Only a handful of indigenous languages — principally Inuktitut, Ojibway and various dialects of Cree — can be expected to survive without active intervention, according to linguistics experts.

There is no specific point at which a language officially becomes endangered. “The way that linguists usually look at it is to take into consideration the normal course of language transmission,” says John O’Meara, a linguist at Lakehead University who has studied Lunaape since 1979. “By that I mean languages are passed on from one generation to the next. If at some point that process of transmission is broken, then you can deduce that the language isn’t going to be spoken by younger people in the future.”

Lunaape is on the list of nearly extinct languages as “Munsee.” British Columbia figures prominently, as the home of Bella Coola (20 speakers left by last count in 2002), Haida (55), Kutenai (12), Sechelt (40) and seven others.
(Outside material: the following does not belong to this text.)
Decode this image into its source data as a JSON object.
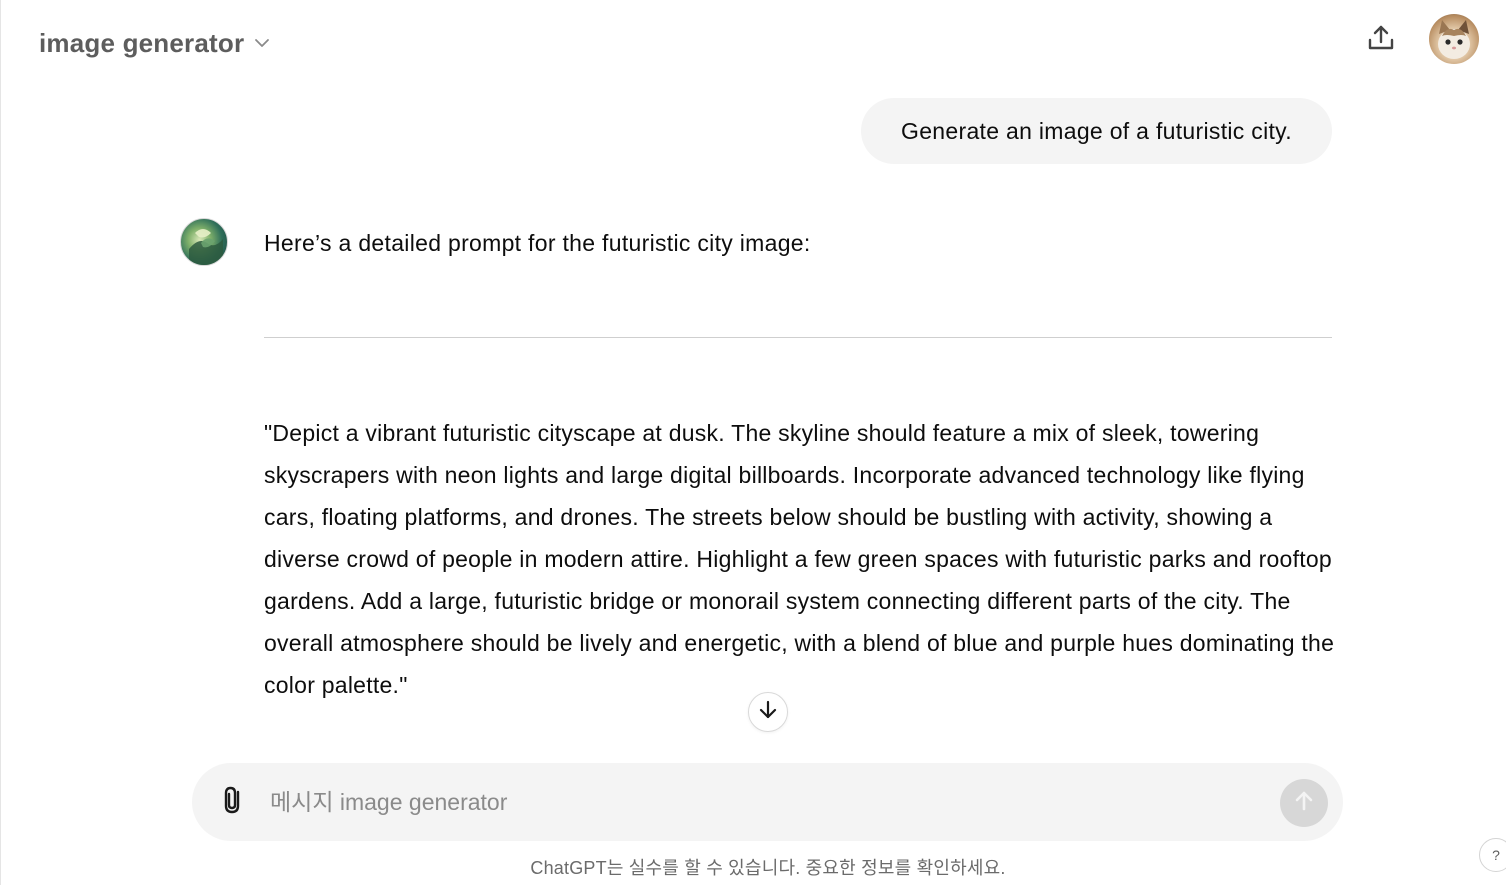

The Yukon tongue of Tagish is a heartbeat away from vanishing: Lucy Wren, the last native speaker, is in her 90s and there is sparse interest from the community in reviving the language.”

Native languages have declined because of economic and social pressure to speak English and French. Language activists also blame assimilationist education policies; children sent to residential schools were often punished for speaking the languages they had learned at home.

“What happens, then, when you begin to devalue the languages?” asks Keren Rice, a linguistics professor at the University of Toronto, and director of its Centre for Aboriginal Initiatives. “People didn’t speak them to their children because they didn’t want their children to have the hard time that they had.”

Should a full language revival prove unworkable in some communities, experts like Prof. Poser suggest there are other ways of bringing about a linguistic comeback.

“We can certainly imagine a situation in which children learn native languages in school as written languages, together with much cultural information, just as European children not very long ago learned Latin, or as many Jews still learn Hebrew.”

For Ms. Noah, who spends a couple days each week rounding up most of what’s left of her community’s Lunaape speakers so she can practice the language, reviving Lunaape isn’t simply a matter of remembering vocabulary and syntax; it is a mission to restore traditional culture, and thus identity. Without it, she says, Moraviantown will continue to struggle with problems like drug addiction and high secondary school dropout rates.

“It’s not the social workers that’ll help, it’s the language. If you know your language, you know who you are,” she says.

Excerpted from: Adam McDowell, National Post, January 24, 2009.